INSTRUÇÕES DOS ESPÍRITOS: Fora da caridade não há salvação
10. Meus filhos, na máxima: Fora da caridade não há salvação, estão contidos os destinos dos homens na Terra e no céu; na Terra, porque sob a proteção desse estandarte eles viverão em paz; no céu, porque os que a tiverem praticado encontrarão graça diante do Senhor. Esse emblema é a tocha celeste, a coluna luminosa que guia o homem no deserto da vida para o conduzir à Terra Prometida, e ela brilha no céu como uma auréola santa na fronte dos eleitos, e na Terra se acha gravada no coração daqueles a quem Jesus dirá: Passem à direita vocês, os benditos de meu Pai. Vocês reconhecem esses eleitos pelo perfume de caridade que eles espalham ao redor deles. Nada exprime melhor o pensamento de Jesus, nada resume melhor os deveres do homem do que essa máxima de ordem divina. O Espiritismo não poderia provar melhor a sua origem do que a apresentando como regra, pois ela é o reflexo do mais puro cristianismo; com um guia como esse, o homem nunca se perderá. Por essa razão, meus amigos, dediquem-se a compreender o seu sentido profundo e as suas consequências; dediquem-se a buscar para vocês mesmos todas as suas aplicações. Submetam todas as suas ações ao controle da caridade e a sua consciência lhes responderá; não só ela evitará que vocês façam o mal como também lhes fará praticar o bem — já que não basta uma virtude negativa: é necessária uma virtude ativa. Para fazermos o bem, é preciso sempre a ação da vontade; para não fazer o mal, basta muitas vezes a inércia e a indiferença.

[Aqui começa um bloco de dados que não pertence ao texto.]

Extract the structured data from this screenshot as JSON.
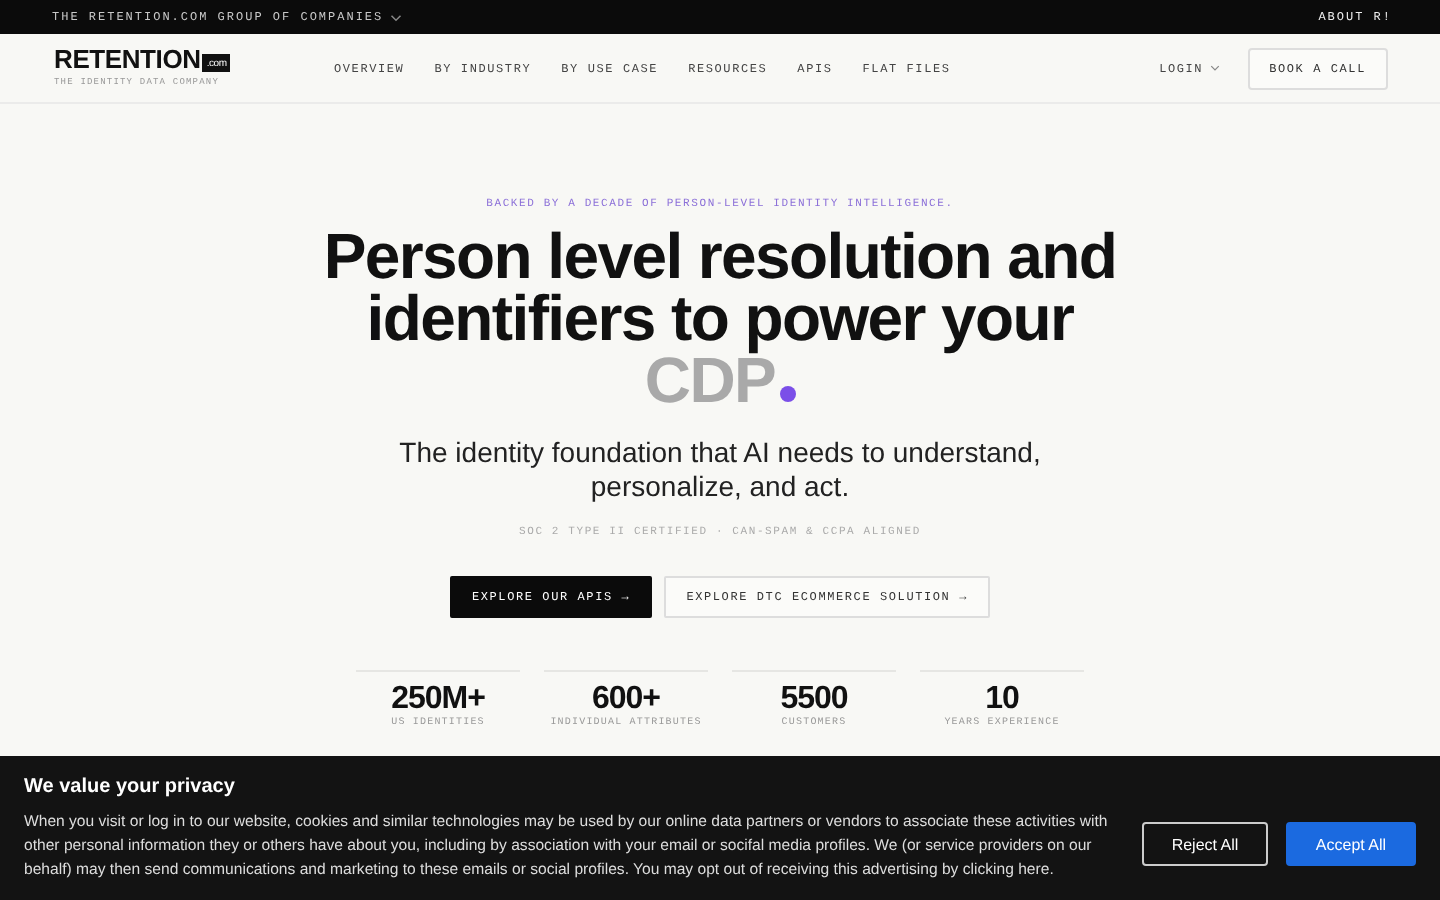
{
  "top_bar": {
    "group_link": "THE RETENTION.COM GROUP OF COMPANIES",
    "about": "ABOUT R!"
  },
  "nav": {
    "logo": "RETENTION",
    "logo_suffix": ".com",
    "tagline": "THE IDENTITY DATA COMPANY",
    "links": [
      "OVERVIEW",
      "BY INDUSTRY",
      "BY USE CASE",
      "RESOURCES",
      "APIS",
      "FLAT FILES"
    ],
    "login": "LOGIN",
    "cta": "BOOK A CALL"
  },
  "hero": {
    "eyebrow": "BACKED BY A DECADE OF PERSON-LEVEL IDENTITY INTELLIGENCE.",
    "headline": "Person level resolution and identifiers to power your",
    "rotating_word": "CDP",
    "subtitle": "The identity foundation that AI needs to understand, personalize, and act.",
    "compliance": "SOC 2 TYPE II CERTIFIED · CAN-SPAM & CCPA ALIGNED",
    "buttons": [
      {
        "label": "EXPLORE OUR APIS →",
        "kind": "primary"
      },
      {
        "label": "EXPLORE DTC ECOMMERCE SOLUTION →",
        "kind": "secondary"
      }
    ]
  },
  "stats": [
    {
      "value": "250M+",
      "label": "US IDENTITIES"
    },
    {
      "value": "600+",
      "label": "INDIVIDUAL ATTRIBUTES"
    },
    {
      "value": "5500",
      "label": "CUSTOMERS"
    },
    {
      "value": "10",
      "label": "YEARS EXPERIENCE"
    }
  ],
  "cookie_banner": {
    "title": "We value your privacy",
    "text": "When you visit or log in to our website, cookies and similar technologies may be used by our online data partners or vendors to associate these activities with other personal information they or others have about you, including by association with your email or socifal media profiles. We (or service providers on our behalf) may then send communications and marketing to these emails or social profiles. You may opt out of receiving this advertising by clicking here.",
    "buttons": [
      {
        "label": "Reject All",
        "kind": "secondary"
      },
      {
        "label": "Accept All",
        "kind": "primary"
      }
    ]
  }
}
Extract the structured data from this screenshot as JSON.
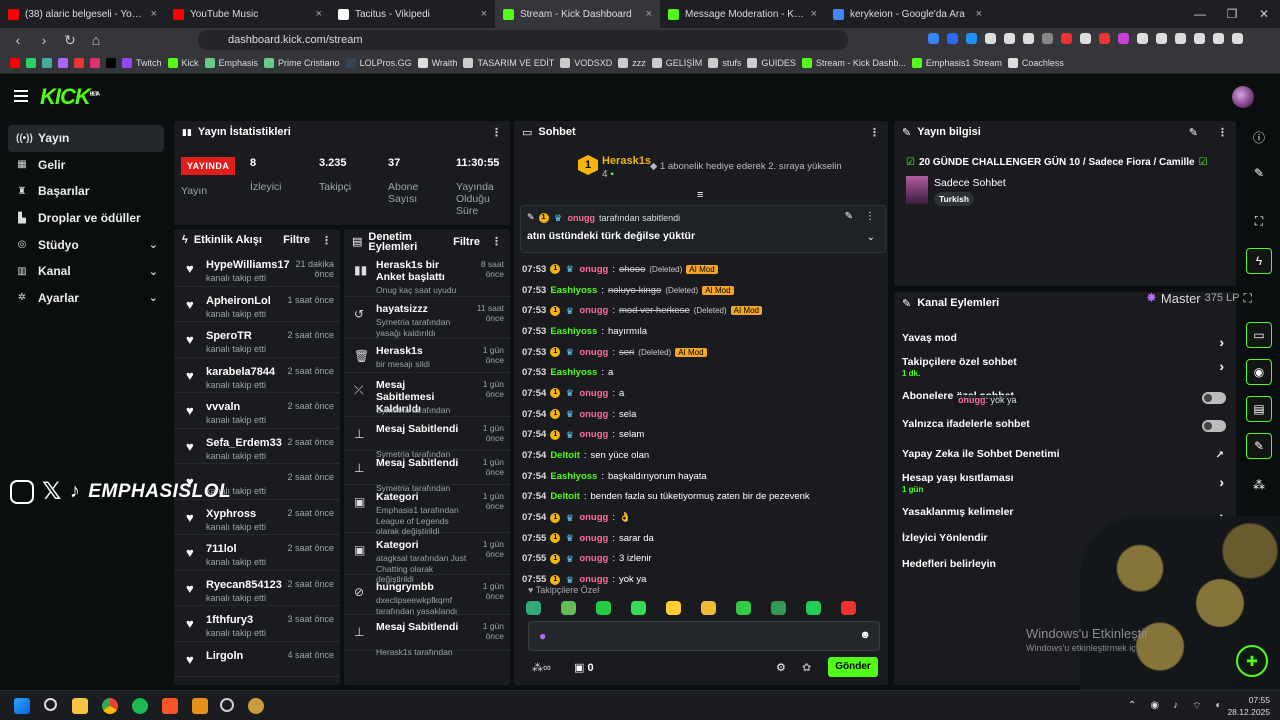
{
  "browser": {
    "tabs": [
      {
        "title": "(38) alaric belgeseli - YouTube",
        "color": "#ff0000"
      },
      {
        "title": "YouTube Music",
        "color": "#ff0000"
      },
      {
        "title": "Tacitus - Vikipedi",
        "color": "#ffffff"
      },
      {
        "title": "Stream - Kick Dashboard",
        "color": "#53fc18"
      },
      {
        "title": "Message Moderation - Kick Dashboard",
        "color": "#53fc18"
      },
      {
        "title": "kerykeion - Google'da Ara",
        "color": "#4285f4"
      }
    ],
    "url": "dashboard.kick.com/stream",
    "bookmarks": [
      "Twitch",
      "Kick",
      "Emphasis",
      "Prime Cristiano",
      "LOLPros.GG",
      "Wraith",
      "TASARIM VE EDİT",
      "VODSXD",
      "zzz",
      "GELİŞİM",
      "stufs",
      "GUIDES",
      "Stream - Kick Dashb...",
      "Emphasis1 Stream",
      "Coachless"
    ]
  },
  "kick": {
    "logo": "KICK",
    "beta": "BETA"
  },
  "sidebar": [
    {
      "label": "Yayın",
      "icon": "broadcast-icon"
    },
    {
      "label": "Gelir",
      "icon": "revenue-icon"
    },
    {
      "label": "Başarılar",
      "icon": "trophy-icon"
    },
    {
      "label": "Droplar ve ödüller",
      "icon": "drops-icon"
    },
    {
      "label": "Stüdyo",
      "icon": "studio-icon"
    },
    {
      "label": "Kanal",
      "icon": "channel-icon"
    },
    {
      "label": "Ayarlar",
      "icon": "gear-icon"
    }
  ],
  "stats": {
    "title": "Yayın İstatistikleri",
    "live_badge": "YAYINDA",
    "live_label": "Yayın",
    "viewers": "8",
    "viewers_label": "İzleyici",
    "followers": "3.235",
    "followers_label": "Takipçi",
    "subs": "37",
    "subs_label": "Abone Sayısı",
    "uptime": "11:30:55",
    "uptime_label": "Yayında Olduğu Süre"
  },
  "activity": {
    "title": "Etkinlik Akışı",
    "filter": "Filtre",
    "rows": [
      {
        "name": "HypeWilliams17",
        "sub": "kanalı takip etti",
        "time": "21 dakika önce"
      },
      {
        "name": "ApheironLol",
        "sub": "kanalı takip etti",
        "time": "1 saat önce"
      },
      {
        "name": "SperoTR",
        "sub": "kanalı takip etti",
        "time": "2 saat önce"
      },
      {
        "name": "karabela7844",
        "sub": "kanalı takip etti",
        "time": "2 saat önce"
      },
      {
        "name": "vvvaln",
        "sub": "kanalı takip etti",
        "time": "2 saat önce"
      },
      {
        "name": "Sefa_Erdem33",
        "sub": "kanalı takip etti",
        "time": "2 saat önce"
      },
      {
        "name": "",
        "sub": "kanalı takip etti",
        "time": "2 saat önce"
      },
      {
        "name": "Xyphross",
        "sub": "kanalı takip etti",
        "time": "2 saat önce"
      },
      {
        "name": "711lol",
        "sub": "kanalı takip etti",
        "time": "2 saat önce"
      },
      {
        "name": "Ryecan854123",
        "sub": "kanalı takip etti",
        "time": "2 saat önce"
      },
      {
        "name": "1fthfury3",
        "sub": "kanalı takip etti",
        "time": "3 saat önce"
      },
      {
        "name": "Lirgoln",
        "sub": "",
        "time": "4 saat önce"
      }
    ]
  },
  "moderation": {
    "title": "Denetim Eylemleri",
    "filter": "Filtre",
    "rows": [
      {
        "icon": "poll-icon",
        "name": "Herask1s bir Anket başlattı",
        "sub": "Onug kaç saat uyudu",
        "time": "8 saat önce"
      },
      {
        "icon": "undo-icon",
        "name": "hayatsizzz",
        "sub": "Symetria tarafından yasağı kaldırıldı",
        "time": "11 saat önce"
      },
      {
        "icon": "trash-icon",
        "name": "Herask1s",
        "sub": "bir mesajı sildi",
        "time": "1 gün önce"
      },
      {
        "icon": "unpin-icon",
        "name": "Mesaj Sabitlemesi Kaldırıldı",
        "sub": "Symetria tarafından",
        "time": "1 gün önce"
      },
      {
        "icon": "pin-icon",
        "name": "Mesaj Sabitlendi",
        "sub": "Symetria tarafından",
        "time": "1 gün önce"
      },
      {
        "icon": "pin-icon",
        "name": "Mesaj Sabitlendi",
        "sub": "Symetria tarafından",
        "time": "1 gün önce"
      },
      {
        "icon": "category-icon",
        "name": "Kategori",
        "sub": "Emphasis1 tarafından League of Legends olarak değiştirildi",
        "time": "1 gün önce"
      },
      {
        "icon": "category-icon",
        "name": "Kategori",
        "sub": "atagksal tarafından Just Chatting olarak değiştirildi",
        "time": "1 gün önce"
      },
      {
        "icon": "ban-icon",
        "name": "hungrymbb",
        "sub": "dxeclipseewkpfkqmf tarafından yasaklandı",
        "time": "1 gün önce"
      },
      {
        "icon": "pin-icon",
        "name": "Mesaj Sabitlendi",
        "sub": "Herask1s tarafından",
        "time": "1 gün önce"
      }
    ]
  },
  "chat": {
    "title": "Sohbet",
    "gift_user": "Herask1s",
    "gift_count": "4",
    "gift_text": "1 abonelik hediye ederek 2. sıraya yükselin",
    "pinned_by": "onugg",
    "pinned_by_suffix": "tarafından sabitlendi",
    "pinned_text": "atın üstündeki türk değilse yüktür",
    "messages": [
      {
        "time": "07:53",
        "user": "onugg",
        "text": "ohooo",
        "deleted": true,
        "ai": true,
        "badges": true
      },
      {
        "time": "07:53",
        "user": "Eashiyoss",
        "text": "noluyo kingo",
        "deleted": true,
        "ai": true,
        "badges": false
      },
      {
        "time": "07:53",
        "user": "onugg",
        "text": "mod ver herkese",
        "deleted": true,
        "ai": true,
        "badges": true
      },
      {
        "time": "07:53",
        "user": "Eashiyoss",
        "text": "hayırmıla",
        "deleted": false,
        "ai": false,
        "badges": false
      },
      {
        "time": "07:53",
        "user": "onugg",
        "text": "seri",
        "deleted": true,
        "ai": true,
        "badges": true
      },
      {
        "time": "07:53",
        "user": "Eashiyoss",
        "text": "a",
        "deleted": false,
        "ai": false,
        "badges": false
      },
      {
        "time": "07:54",
        "user": "onugg",
        "text": "a",
        "deleted": false,
        "ai": false,
        "badges": true
      },
      {
        "time": "07:54",
        "user": "onugg",
        "text": "sela",
        "deleted": false,
        "ai": false,
        "badges": true
      },
      {
        "time": "07:54",
        "user": "onugg",
        "text": "selam",
        "deleted": false,
        "ai": false,
        "badges": true
      },
      {
        "time": "07:54",
        "user": "Deltoit",
        "text": "sen yüce olan",
        "deleted": false,
        "ai": false,
        "badges": false
      },
      {
        "time": "07:54",
        "user": "Eashiyoss",
        "text": "başkaldırıyorum hayata",
        "deleted": false,
        "ai": false,
        "badges": false
      },
      {
        "time": "07:54",
        "user": "Deltoit",
        "text": "benden fazla su tüketiyormuş zaten bir de pezevenk",
        "deleted": false,
        "ai": false,
        "badges": false
      },
      {
        "time": "07:54",
        "user": "onugg",
        "text": "👌",
        "deleted": false,
        "ai": false,
        "badges": true
      },
      {
        "time": "07:55",
        "user": "onugg",
        "text": "sarar da",
        "deleted": false,
        "ai": false,
        "badges": true
      },
      {
        "time": "07:55",
        "user": "onugg",
        "text": "3 izlenir",
        "deleted": false,
        "ai": false,
        "badges": true
      },
      {
        "time": "07:55",
        "user": "onugg",
        "text": "yok ya",
        "deleted": false,
        "ai": false,
        "badges": true
      }
    ],
    "deleted_tag": "(Deleted)",
    "ai_tag": "AI Mod",
    "followers_only": "Takipçilere Özel",
    "points": "0",
    "send": "Gönder"
  },
  "stream_info": {
    "title": "Yayın bilgisi",
    "stream_title": "20 GÜNDE CHALLENGER GÜN 10 / Sadece Fiora / Camille",
    "category": "Sadece Sohbet",
    "tag": "Turkish"
  },
  "channel_actions": {
    "title": "Kanal Eylemleri",
    "rows": [
      {
        "label": "Yavaş mod",
        "sub": "",
        "control": "arrow"
      },
      {
        "label": "Takipçilere özel sohbet",
        "sub": "1 dk.",
        "control": "arrow"
      },
      {
        "label": "Abonelere özel sohbet",
        "sub": "",
        "control": "toggle"
      },
      {
        "label": "Yalnızca ifadelerle sohbet",
        "sub": "",
        "control": "toggle"
      },
      {
        "label": "Yapay Zeka ile Sohbet Denetimi",
        "sub": "",
        "control": "external"
      },
      {
        "label": "Hesap yaşı kısıtlaması",
        "sub": "1 gün",
        "control": "arrow"
      },
      {
        "label": "Yasaklanmış kelimeler",
        "sub": "",
        "control": "arrow"
      },
      {
        "label": "İzleyici Yönlendir",
        "sub": "",
        "control": "none"
      },
      {
        "label": "Hedefleri belirleyin",
        "sub": "",
        "control": "none"
      }
    ]
  },
  "overlay": {
    "brand": "EMPHASISLOL",
    "rank": "Master",
    "lp": "375 LP",
    "ghost_user": "onugg",
    "ghost_msg": ": yok ya",
    "activate_title": "Windows'u Etkinleştir",
    "activate_sub": "Windows'u etkinleştirmek için Ayarlar'a gidin."
  },
  "taskbar": {
    "time": "07:55",
    "date": "28.12.2025"
  }
}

Meus amigos, agradeçam a Deus que permitiu que vocês pudessem gozar da luz do espiritismo; não é que somente aqueles que possuem essa luz possam ser salvos, e sim porque, ajudando-os a compreender melhor os ensinos do Cristo, ela faz de vocês cristãos melhores. Portanto, façam com que, ao observarem vocês, todos possam dizer que ser um verdadeiro espírita e ser um verdadeiro cristão significam uma só e a mesma coisa, pois todos aqueles que praticam a caridade são discípulos de Jesus, seja qual for o culto a que pertençam.